Under Oregon state law if the landlord fails to supply essential repairs or services, the tenant may, after waiting a reasonable time and giving the landlord reasonable access to the property withhold rent until the repair is made. Alternately the tenant may arrange for the repair themselves and deduct the cost from the rent.
In a Month to Month Lease, the eviction proceedings are reasonably straightforward; A landlord may serve the tenant thirty (30) days written notice to vacate at their discretion. Under a One Year Lease, the method the landlord must get an Eviction Order from a Judge, and the process to reach that point depends on the reason for eviction.

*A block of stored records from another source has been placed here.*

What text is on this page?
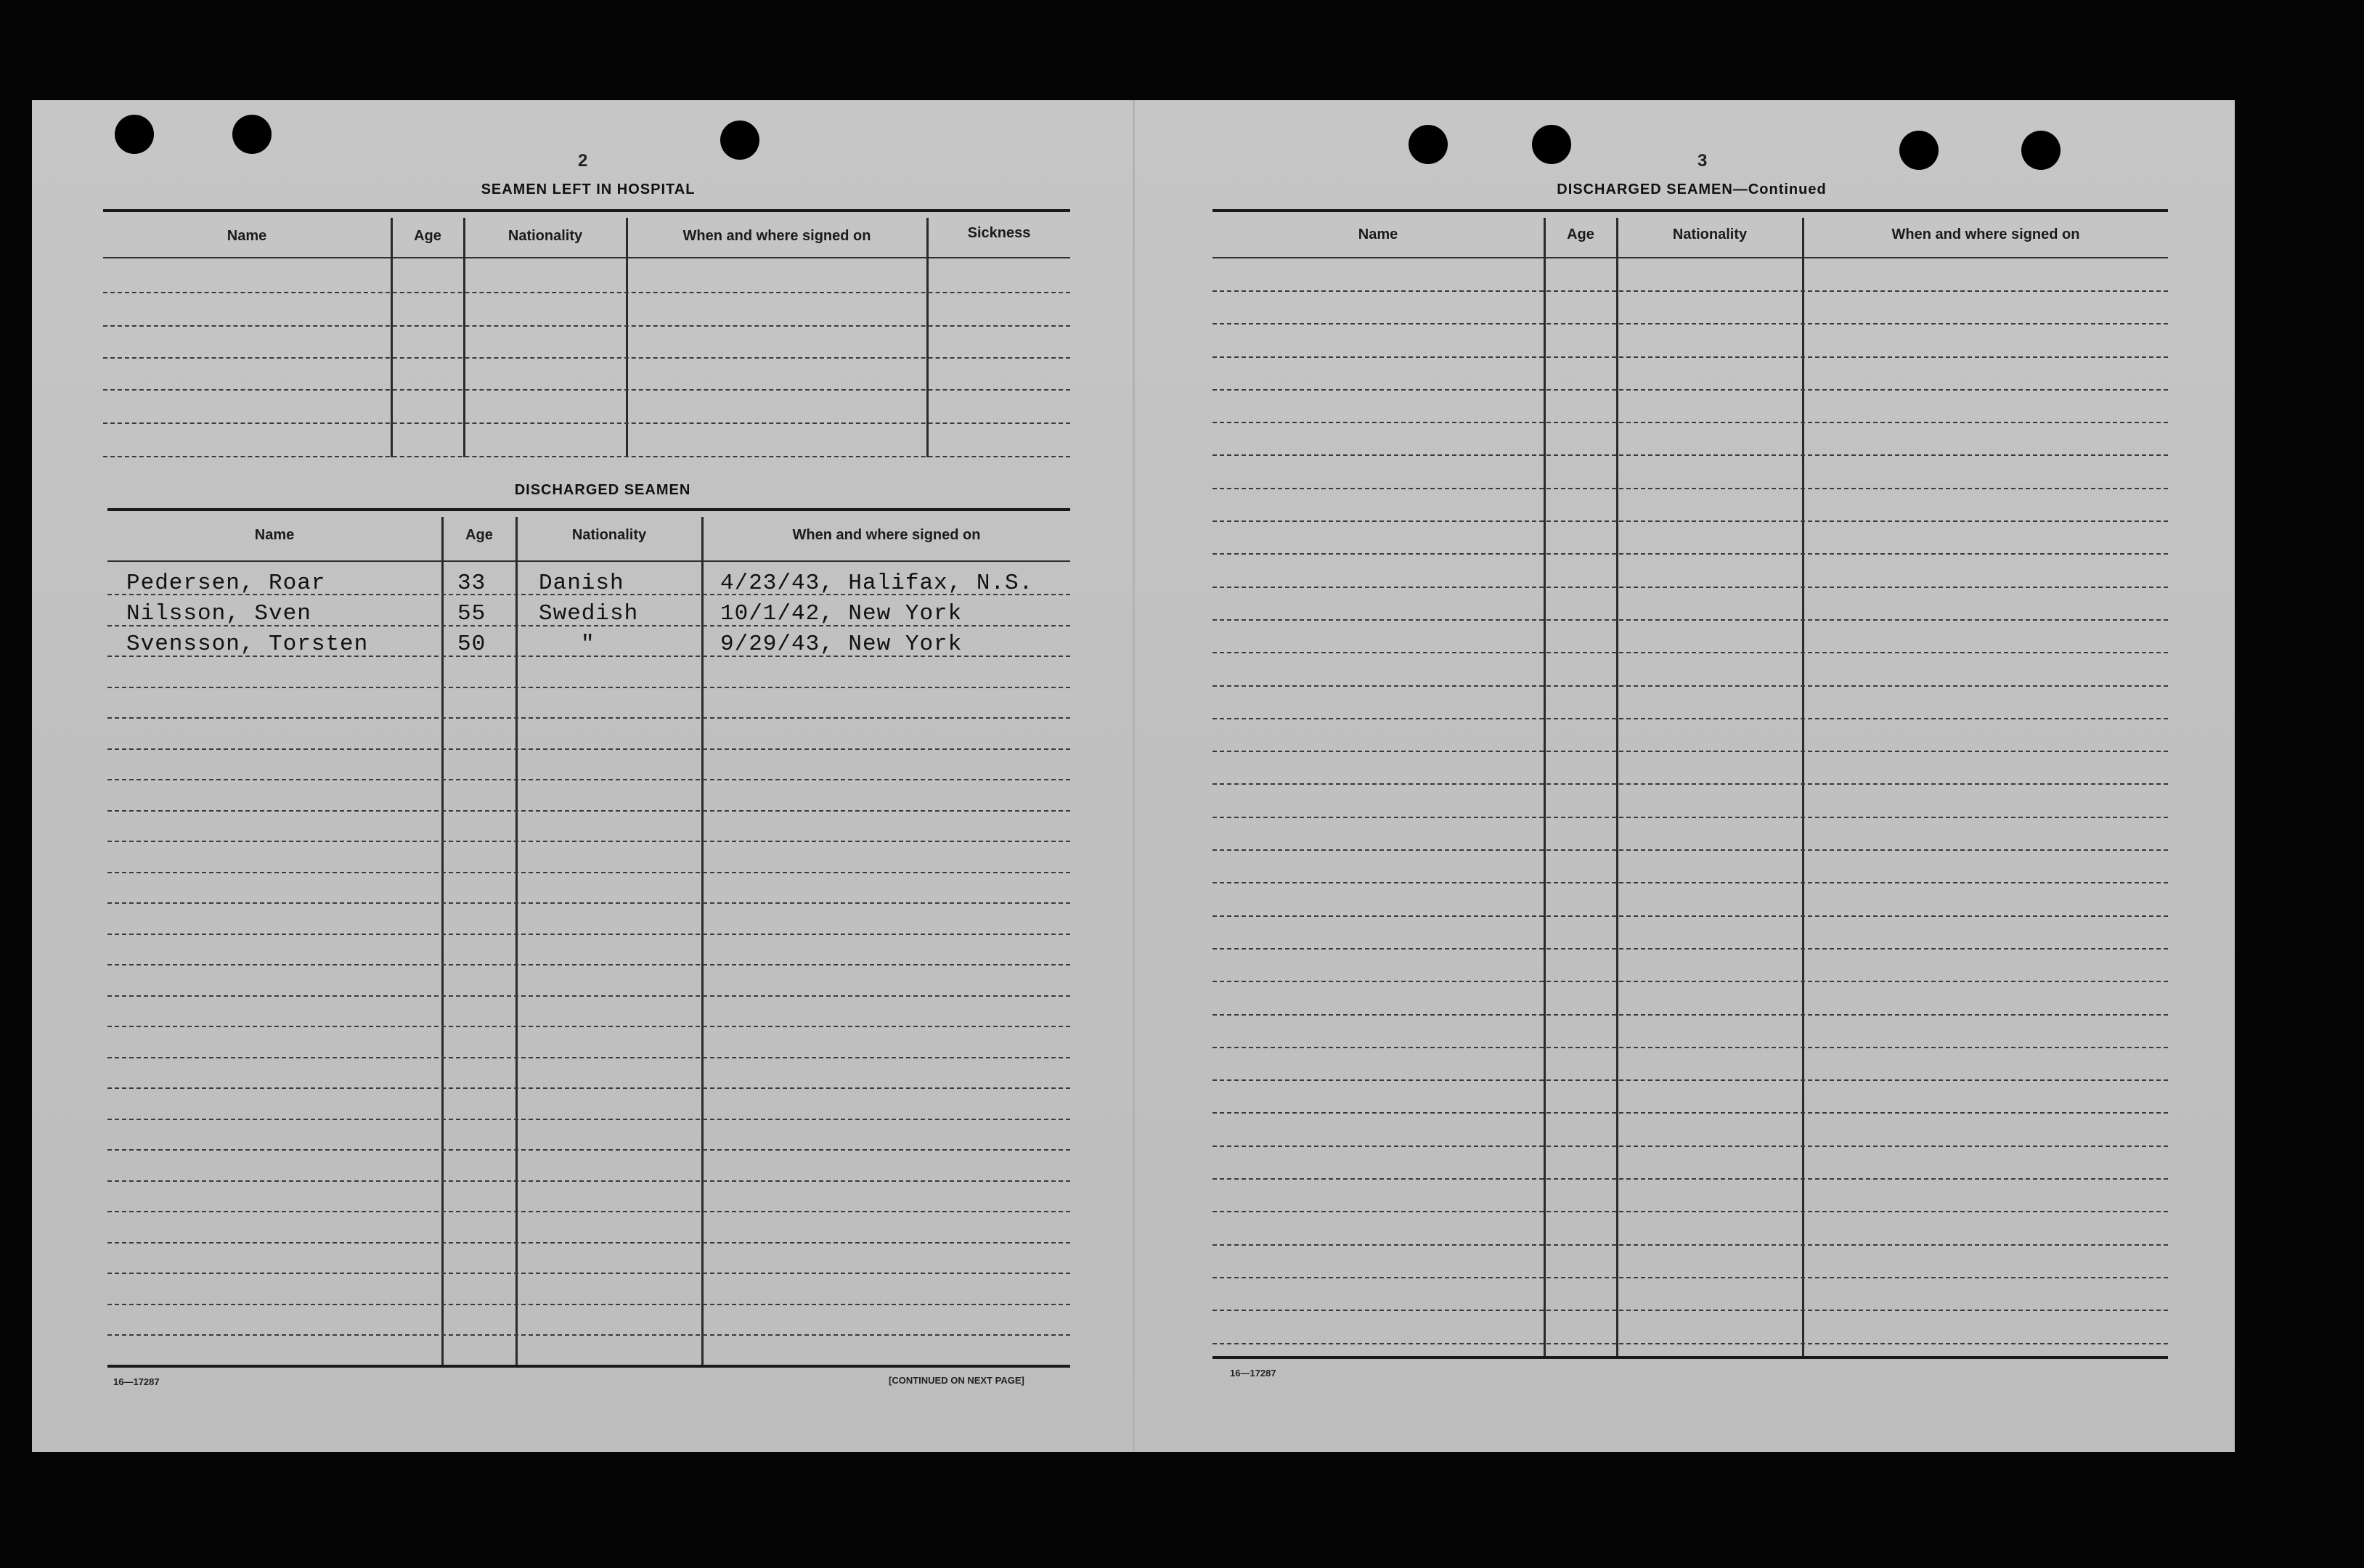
2
SEAMEN LEFT IN HOSPITAL
Name	Age	Nationality	When and where signed on	Sickness
DISCHARGED SEAMEN
Name	Age	Nationality	When and where signed on
Pedersen, Roar	33 Danish	4/23/43, Halifax, N.S.
Nilsson, Sven	55 Swedish	10/1/42, New York
Svensson, Torsten	50	"	9/29/43, New York
16—17287	[CONTINUED ON NEXT PAGE]
3
DISCHARGED SEAMEN—Continued
Name	Age	Nationality	When and where signed on
16—17287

If the eviction is due to nonpayment of rent, the landlord must serve the tenant with a Pay or Quit Notice. If the rent is 5 (five) days late the Pay or Quit Notice will give the tenant six (6) days to Pay or Vacate the property before eviction proceedings begin. If the rent is eight (8) days late, the Pay or Quit Notice will give the tenant three (3) days to pay or vacate the property.
If the eviction is due to another violation of the lease, the landlord must serve the tenant with written notice of the violation. The landlord must then give the tenant fourteen (14) days to repair the violation, followed by another sixteen (16) to vacate. If the violation is due to a forbidden or illegal pet, the written notice will only give the tenant ten (10) days to remove the pet.
In Oregon it is illegal to discriminate (IE deny housing, alter rent etc.) for the following reasons:
- race, color, national origin, religion, sex, family status, marital status, source of income, sexual orientation, gender identity, military status, disability (physical or mental) or history of being a victim of domestic violence
Landlord Entering Home
A landlord in Oregon cannot enter rented property without giving twenty four (24) hours notice, and at a reasonable time for a reasonable purpose, except in emergencies.